Abstractions for asynchronously working with series of data (“streams” and “sinks”).
See the producer and consumer modules for thorough introductions to the designs. See the ufotofu website for a discussion of our motivating design choices — these crate docs stay focussed on the what, not the why.
§Caveats
Ufotofu adheres to the principles of frugal async rust:
- The futures returned by async ufotofu methods are !Send, they cannot be run on multi-threaded executors.
- Dropping any method-returned future before polling it to completion will leave the original object in an undefined state; subsequent method calls may display arbitrary (but always safe) behaviour.
- Unwinding any panic may leave ufotofu values in an undefined state. Do not attempt to recover from panics when using ufotofu.
§Module Overview
The two central modules are producer and consumer, they define the core abstractions of the crate.
The queues module provides the Queue trait for infallible in-memory queues with bulk push and pop operations, and some types implementing it. These power the buffered producer and consumer implementations of ufotofu.

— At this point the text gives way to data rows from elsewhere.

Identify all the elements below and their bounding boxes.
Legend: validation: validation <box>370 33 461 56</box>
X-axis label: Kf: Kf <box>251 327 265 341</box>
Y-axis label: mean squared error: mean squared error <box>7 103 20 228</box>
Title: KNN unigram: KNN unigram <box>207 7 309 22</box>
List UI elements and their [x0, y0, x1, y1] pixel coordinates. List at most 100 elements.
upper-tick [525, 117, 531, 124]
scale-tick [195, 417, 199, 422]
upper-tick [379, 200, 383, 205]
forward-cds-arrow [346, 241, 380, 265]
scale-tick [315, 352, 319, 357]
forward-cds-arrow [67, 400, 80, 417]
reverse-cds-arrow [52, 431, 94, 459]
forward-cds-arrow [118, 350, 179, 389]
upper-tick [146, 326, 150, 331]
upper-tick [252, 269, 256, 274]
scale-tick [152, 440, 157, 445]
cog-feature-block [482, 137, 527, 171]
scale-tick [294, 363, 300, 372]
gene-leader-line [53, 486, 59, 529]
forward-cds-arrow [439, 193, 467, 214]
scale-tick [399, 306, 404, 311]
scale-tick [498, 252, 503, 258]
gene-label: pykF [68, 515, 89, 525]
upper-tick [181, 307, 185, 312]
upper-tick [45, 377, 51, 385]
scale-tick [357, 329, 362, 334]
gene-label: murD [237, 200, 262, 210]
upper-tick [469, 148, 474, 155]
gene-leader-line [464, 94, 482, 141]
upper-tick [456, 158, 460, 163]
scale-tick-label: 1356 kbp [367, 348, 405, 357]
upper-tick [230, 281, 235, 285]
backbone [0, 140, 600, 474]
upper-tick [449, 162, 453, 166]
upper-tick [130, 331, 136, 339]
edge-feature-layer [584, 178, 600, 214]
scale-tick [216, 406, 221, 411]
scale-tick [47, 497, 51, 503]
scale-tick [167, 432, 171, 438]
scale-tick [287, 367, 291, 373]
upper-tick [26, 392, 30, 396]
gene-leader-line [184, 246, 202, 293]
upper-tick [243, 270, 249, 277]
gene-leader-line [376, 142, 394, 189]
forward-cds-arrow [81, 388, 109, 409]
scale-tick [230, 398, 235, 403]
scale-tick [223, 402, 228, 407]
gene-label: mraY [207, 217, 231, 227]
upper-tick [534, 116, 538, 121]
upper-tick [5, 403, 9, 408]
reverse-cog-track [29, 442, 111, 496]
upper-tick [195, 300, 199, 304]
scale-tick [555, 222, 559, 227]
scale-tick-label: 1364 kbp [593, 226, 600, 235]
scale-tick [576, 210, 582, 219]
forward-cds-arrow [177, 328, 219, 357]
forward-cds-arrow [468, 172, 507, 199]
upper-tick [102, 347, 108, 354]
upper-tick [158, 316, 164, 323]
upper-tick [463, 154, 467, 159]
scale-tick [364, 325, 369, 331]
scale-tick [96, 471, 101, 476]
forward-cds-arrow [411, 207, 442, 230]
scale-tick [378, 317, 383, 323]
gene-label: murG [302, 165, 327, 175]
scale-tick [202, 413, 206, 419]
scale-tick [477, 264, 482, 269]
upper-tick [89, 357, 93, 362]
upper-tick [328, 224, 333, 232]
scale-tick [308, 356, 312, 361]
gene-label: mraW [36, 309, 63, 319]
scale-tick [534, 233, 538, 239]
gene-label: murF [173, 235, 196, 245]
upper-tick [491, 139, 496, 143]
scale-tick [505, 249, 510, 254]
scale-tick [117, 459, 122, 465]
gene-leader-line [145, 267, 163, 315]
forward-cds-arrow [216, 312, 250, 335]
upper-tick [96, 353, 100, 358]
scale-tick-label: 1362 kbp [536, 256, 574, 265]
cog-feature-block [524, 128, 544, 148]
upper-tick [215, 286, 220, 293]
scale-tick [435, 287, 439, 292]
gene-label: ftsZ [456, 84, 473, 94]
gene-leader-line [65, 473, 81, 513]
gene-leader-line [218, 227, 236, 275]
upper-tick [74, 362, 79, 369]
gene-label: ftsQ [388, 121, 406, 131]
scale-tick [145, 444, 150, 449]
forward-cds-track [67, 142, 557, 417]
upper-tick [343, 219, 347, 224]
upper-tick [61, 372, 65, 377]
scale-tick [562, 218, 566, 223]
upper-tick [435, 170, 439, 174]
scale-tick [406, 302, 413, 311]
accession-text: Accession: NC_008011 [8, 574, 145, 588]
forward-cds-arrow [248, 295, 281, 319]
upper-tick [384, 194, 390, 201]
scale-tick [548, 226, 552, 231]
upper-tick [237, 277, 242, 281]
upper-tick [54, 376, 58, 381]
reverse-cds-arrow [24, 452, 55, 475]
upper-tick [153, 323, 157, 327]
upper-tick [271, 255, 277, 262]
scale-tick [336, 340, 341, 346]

The channels module provides ordered in-memory communication channels, which implement BulkProducer and BulkConsumer on their endpoints.
The fuzz_testing_tutorial demonstrates the utility types for fuzz testing that ufotofu provides.
§Actual I/O
The ufotofu abstractions are nice and all, but how do you actually do any I/O with ufotofu? The producer::compat::reader::reader_to_bulk_producer function turns any AsyncRead into a BulkProducer, and the consumer::compat::writer::writer_to_bulk_consumer function turns any AsyncWrite into a BulkConsumer (both functions require the compat_futures_io feature to be activated). This way, you can use established crates such as smol or tokio with ufotofu abstractions.